Sleeping in bed was wonderful for both Hubby and I. You would have thought you'd just put us in the Queen's rooms at Buckingham Palace, we were so giggly and excited to be back in bed for the night. Not only could we actually sleep next to each other again (something we missed) but we had more room, AND I was closer to a bathroom, meaning Hubby didn't have to get up to clear the way for me during the night. Talk about win-win all round! We could barely force ourselves out of bed this morning, it was so comfy-cozy.
But we had to get up because this morning we had our appointment with the tax consultant at 8:30am.
More good news there, too. Our tax guy recommended we file married/jointly this year as it would reduce my effective tax rate from 28% to 15%. Um, like... WOW! He also gave us some tips on how to use the townhouse rental to it's full decuctible advantage in '08. The only disadvantage, of course, is that instead of me getting a fat refund this year, my refund and Hubby's taxes (which he pays at year end, being self-employed) may cancel each other out. Either way, it's a better financial outcome for us and will help us pay for our upcoming trip to Jamaica. Woohooo!

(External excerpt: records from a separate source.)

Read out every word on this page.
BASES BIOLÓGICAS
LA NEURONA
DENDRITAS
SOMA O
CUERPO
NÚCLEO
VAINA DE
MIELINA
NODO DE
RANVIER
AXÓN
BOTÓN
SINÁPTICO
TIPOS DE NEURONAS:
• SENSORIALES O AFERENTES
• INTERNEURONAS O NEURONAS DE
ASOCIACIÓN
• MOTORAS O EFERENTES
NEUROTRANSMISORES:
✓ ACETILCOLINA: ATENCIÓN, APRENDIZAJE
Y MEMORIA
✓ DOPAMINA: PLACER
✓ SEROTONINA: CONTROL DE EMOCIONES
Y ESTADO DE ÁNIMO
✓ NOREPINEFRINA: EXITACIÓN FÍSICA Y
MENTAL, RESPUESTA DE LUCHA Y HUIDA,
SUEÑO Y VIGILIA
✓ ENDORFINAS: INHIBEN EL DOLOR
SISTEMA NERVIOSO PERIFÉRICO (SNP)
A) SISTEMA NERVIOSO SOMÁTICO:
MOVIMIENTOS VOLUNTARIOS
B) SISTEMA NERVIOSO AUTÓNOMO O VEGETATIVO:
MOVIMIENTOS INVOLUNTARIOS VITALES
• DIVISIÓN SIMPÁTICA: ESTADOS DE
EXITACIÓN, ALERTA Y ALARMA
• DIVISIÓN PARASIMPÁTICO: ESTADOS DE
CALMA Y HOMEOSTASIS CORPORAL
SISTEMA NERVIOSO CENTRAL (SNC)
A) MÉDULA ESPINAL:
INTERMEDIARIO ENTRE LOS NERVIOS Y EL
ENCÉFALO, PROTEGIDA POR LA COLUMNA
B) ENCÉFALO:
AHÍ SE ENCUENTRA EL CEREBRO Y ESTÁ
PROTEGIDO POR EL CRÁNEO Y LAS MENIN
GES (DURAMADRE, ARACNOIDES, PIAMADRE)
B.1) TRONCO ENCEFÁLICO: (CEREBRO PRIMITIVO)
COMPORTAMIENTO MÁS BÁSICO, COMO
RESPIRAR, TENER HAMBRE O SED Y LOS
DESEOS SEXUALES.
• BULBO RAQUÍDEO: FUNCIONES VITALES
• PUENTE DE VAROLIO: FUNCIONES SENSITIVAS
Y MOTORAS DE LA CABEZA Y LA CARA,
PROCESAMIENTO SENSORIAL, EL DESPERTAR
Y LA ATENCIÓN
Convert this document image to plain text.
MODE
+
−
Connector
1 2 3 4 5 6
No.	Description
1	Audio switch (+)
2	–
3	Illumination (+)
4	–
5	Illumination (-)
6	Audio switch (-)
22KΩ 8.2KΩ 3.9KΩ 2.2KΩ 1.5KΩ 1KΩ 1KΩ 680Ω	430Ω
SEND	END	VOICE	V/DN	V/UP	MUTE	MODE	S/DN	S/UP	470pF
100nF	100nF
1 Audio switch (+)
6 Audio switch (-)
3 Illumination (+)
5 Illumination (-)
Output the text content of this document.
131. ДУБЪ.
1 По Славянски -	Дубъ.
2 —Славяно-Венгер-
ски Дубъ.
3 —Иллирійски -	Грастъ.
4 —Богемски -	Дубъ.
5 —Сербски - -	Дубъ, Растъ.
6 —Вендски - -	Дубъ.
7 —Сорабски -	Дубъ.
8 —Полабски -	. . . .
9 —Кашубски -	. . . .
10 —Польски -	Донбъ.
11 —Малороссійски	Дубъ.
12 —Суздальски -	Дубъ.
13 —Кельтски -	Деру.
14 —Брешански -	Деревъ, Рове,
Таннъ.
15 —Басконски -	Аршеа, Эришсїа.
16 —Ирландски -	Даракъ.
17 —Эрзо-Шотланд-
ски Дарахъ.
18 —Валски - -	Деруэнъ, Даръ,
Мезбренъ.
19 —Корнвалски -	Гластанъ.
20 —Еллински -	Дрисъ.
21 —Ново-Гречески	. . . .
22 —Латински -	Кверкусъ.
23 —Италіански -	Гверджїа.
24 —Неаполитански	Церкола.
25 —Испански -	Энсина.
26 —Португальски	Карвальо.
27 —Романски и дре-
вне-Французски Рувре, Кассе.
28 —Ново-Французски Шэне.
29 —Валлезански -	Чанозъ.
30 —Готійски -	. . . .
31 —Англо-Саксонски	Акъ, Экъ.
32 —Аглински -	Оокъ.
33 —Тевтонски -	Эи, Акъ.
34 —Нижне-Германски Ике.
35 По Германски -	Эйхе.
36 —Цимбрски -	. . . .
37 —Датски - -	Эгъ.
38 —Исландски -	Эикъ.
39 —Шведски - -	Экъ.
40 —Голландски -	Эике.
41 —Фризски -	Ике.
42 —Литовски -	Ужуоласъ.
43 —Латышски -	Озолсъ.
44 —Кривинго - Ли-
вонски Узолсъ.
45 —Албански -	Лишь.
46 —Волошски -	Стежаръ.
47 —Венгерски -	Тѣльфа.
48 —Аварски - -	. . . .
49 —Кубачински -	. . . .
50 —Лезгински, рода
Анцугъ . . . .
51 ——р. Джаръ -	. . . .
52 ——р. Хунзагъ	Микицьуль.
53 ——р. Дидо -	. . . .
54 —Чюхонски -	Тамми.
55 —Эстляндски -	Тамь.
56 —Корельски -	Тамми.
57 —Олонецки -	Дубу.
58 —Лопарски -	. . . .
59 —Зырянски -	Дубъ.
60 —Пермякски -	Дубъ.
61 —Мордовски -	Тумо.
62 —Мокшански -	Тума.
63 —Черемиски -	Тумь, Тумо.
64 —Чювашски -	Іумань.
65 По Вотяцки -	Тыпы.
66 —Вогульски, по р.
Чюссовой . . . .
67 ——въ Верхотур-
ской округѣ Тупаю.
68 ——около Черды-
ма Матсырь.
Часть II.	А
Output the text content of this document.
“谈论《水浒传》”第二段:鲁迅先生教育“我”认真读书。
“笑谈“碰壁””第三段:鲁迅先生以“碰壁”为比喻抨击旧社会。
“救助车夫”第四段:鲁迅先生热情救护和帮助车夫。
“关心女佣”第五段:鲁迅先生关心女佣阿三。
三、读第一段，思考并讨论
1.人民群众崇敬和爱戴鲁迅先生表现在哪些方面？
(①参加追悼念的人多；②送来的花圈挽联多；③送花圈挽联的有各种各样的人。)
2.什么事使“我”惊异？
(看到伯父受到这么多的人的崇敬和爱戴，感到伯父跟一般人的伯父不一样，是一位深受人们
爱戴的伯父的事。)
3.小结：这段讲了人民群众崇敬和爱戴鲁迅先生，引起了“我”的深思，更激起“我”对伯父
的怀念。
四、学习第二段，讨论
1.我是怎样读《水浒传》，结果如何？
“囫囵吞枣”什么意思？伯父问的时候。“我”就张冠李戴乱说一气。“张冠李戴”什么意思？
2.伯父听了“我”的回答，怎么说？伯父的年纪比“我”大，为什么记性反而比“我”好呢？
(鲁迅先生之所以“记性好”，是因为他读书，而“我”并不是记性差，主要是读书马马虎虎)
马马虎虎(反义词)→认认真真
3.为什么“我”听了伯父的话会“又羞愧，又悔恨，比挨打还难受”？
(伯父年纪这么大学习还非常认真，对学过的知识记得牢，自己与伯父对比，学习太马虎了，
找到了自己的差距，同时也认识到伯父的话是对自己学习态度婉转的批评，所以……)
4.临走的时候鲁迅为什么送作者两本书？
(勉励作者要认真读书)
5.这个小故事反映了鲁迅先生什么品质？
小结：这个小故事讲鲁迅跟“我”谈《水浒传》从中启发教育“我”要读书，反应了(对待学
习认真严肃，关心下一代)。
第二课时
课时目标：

The only bad news about visiting this guy was that he didn't have a bathroom in his office. It was one of those business parks where several suites share a common bathroom and you get a key to access it. When the receptionist began to describe the walk to the bathroom from their suite, I had to shake my head - I'm doing well but there was no way I could walk that far in one go! It was bad enough they were on the 2nd floor without an elevator. Oh well, my adjusted tax rate made up for having to cork it for 30 minutes.
Back at home now and excited about a day relaxing in front of the tv, watching some chick-flicks. I still get the occasional wave of sleepiness come over me and I plan to indulge it perhaps once today and again tomorrow. I'm back to work on Wednesday, so I'm resolved to enjoy what's left of my medical leave.